In the previous post, I talked a big game, bragged about how I had managed to get the blog up and running almost perfectly. Bullshit. It was a beating. I was almost defeated by a stray slash in a markdown file. At least now I have at least one functional comment field — I think. It still needs testing in production.

The first cold shower was pushing the blog live after the official commit and seeing that exasperating 404 error message. “Oh come on, now what? This never happened on Blogger…”
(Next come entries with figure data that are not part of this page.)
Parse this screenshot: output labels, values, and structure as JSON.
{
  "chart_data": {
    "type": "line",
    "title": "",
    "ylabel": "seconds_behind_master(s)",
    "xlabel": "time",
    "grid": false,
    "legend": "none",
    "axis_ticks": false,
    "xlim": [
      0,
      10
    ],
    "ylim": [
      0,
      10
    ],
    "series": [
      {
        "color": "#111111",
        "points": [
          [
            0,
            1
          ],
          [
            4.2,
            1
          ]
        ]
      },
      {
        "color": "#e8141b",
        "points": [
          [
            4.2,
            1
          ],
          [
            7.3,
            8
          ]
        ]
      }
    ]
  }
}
I turned to the only resource available to a panicking analog dinosaur: asking the AI for help. And the help came in the form of a humiliating checklist of obvious things I hadn’t done. GitHub Pages doesn’t activate itself after a commit — it needs to be manually enabled in the repository settings. Minor detail. Easily overlooked. Especially when you’re convinced you did everything right.


The infamous 404 error
Everything seemed to be going so well.


With Pages sorted, the second problem arrived: the GitHub Actions workflow. Hugo isn’t a static site you simply dump into a folder — it needs to be compiled. Actions does this automatically on every push, but the configuration file needs to exist, be in the right place, and contain exactly what it should. One wrong line and the dot turns red. Several red dots later, the dot finally turned green. Partial victory.

Partial because the site came up showing raw XML in the browser. No style. No layout. Nothing. It looked like RSS feed content dumped on screen — because that’s exactly what it was. The PaperMod theme wasn’t loading. Reason: it was registered as a git submodule without me fully understanding what that meant in practice. One line in the workflow later — submodules: recursive — the theme came back to life.


XML error
Now we're talking. Except not really.


Then came the images. I organized everything neatly into folders inside each post, referenced the files in the markdown, pushed everything up. The images didn’t appear. The problem? A slash. A single slash at the beginning of the path: /images/photo.webp instead of images/photo.webp. With the slash, Hugo looks for the file at the site root. Without it, it looks inside the post folder. The difference between working and not working is a single character that fits inside a comma.


404 error again
Who hasn't been there?


In total: 404, broken workflow, missing theme, invisible images, and an irresponsible number of commits with increasingly unprofessional messages. The blog is live. The images show up. The layout works. The comment field miraculously exists — whether it actually works or not, well, that’s a whole other story.

Sometimes winning is just not giving up and being a little more stubborn until the dot turns green.